The molecular mechanisms underlying C9ORF72 repeat instability involve DNA damage, since C9OR72 repeats have shown to interfere with DNA replication via abnormal nuclei acid structures (e.g., the formation of G-quadruplex structures, hairpins, and R-loops) [49, 52, 53]. C9ORF72 repeats can form abnormal nuclei acid structures with as few as four repeats and repeat instability increases with longer C9ORF72 repeats [49]. This may explain why the founder risk haplotype (with intermediate repeats) and the founder non-risk haplotype (with a lower range of repeats) both predispose to de novo pathological repeats, but differ in the proportion of pathological C9ORF72 repeat lengths (~21.7% and ~2.2%, respectively) [31]. Further longitudinal research in multiple generations of carriers of the identified haplotype is required to confirm the higher conversion rate to longer C9ORF72 repeat lengths in carriers of the founder risk haplotype compared to carriers of the founder non-risk haplotype. This type of study is also required to examine whether the risk haplotype serves as a pre-mutation or as predisposing allele for further stepwise mutation. Moreover, future studies should further investigate the possibility that the C9ORF72 region contains additional genetic and epigenetic variants conferring risk to FTD.

While the identified SNPs tagging the founder risk haplotype cannot replace the C9ORF72 repeat length assessments itself, a potential implementation of our findings is the use of the risk SNPs as pre-screener for the presence of a pathological C9ORF72 repeat length in large population samples with array genotype data available. We were able to identify four previously undiscovered repeat expansion carriers that had another diagnosis than FTD or ALS. This underlines the diverse clinical presentation of subjects carrying the pathological C9ORF72 repeat expansion.

Several limitations should be taken into account.

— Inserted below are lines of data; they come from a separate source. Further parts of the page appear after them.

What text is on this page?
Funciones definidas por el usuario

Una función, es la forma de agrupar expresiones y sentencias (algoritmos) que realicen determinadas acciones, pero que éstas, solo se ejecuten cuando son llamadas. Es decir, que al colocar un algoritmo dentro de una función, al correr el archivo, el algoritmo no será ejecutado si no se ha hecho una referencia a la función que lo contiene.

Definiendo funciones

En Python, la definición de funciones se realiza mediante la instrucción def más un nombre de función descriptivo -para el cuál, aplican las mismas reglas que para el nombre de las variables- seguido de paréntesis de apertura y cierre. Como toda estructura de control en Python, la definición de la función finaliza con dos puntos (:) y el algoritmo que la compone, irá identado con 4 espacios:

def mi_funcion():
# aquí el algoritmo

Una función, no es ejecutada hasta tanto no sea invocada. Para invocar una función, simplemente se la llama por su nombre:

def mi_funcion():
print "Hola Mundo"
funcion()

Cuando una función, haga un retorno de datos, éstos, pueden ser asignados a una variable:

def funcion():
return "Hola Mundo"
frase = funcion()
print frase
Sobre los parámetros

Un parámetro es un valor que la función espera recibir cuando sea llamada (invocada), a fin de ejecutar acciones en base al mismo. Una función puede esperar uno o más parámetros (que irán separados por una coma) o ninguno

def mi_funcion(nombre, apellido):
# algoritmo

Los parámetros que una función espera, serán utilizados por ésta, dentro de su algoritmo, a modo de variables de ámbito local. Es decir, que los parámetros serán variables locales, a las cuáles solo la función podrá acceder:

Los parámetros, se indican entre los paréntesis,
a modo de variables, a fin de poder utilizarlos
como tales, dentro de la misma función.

While this study provides relevant insights into the genetic architecture of FTD in populations of European ancestry, further studies are required to examine the genetic architecture of FTD in other populations – particularly because C9ORF72 repeat lengths differ across ethnic populations [54]. Finally, we could not map all phased C9ORF72 haplotypes to C9ORF72 repeat lengths. Ideally, we would have used long read sequencing data to confirm the phases of these haplotypes. Nonetheless, because findings for the unmapped haplotypes are in line with the rest of our results (Table S9) we do not think that this has influenced the results.

To conclude, we identified two risk SNPs for FTD that tag a 12-repeat sub-haplotype of the 8-repeat founder haplotype, which predisposes to C9ORF72 pathological repeat lengths. We hypothesize that the longer repeat length makes the C9ORF72 repeat more unstable and thus more susceptible to pathological expansion. To further understand the dynamic relationship between risk founder haplotypes (with increased repeat instability) and expansions of the C9ORF72 repeat, it is essential that our efforts will be extended using functional follow-up studies and studies over generations.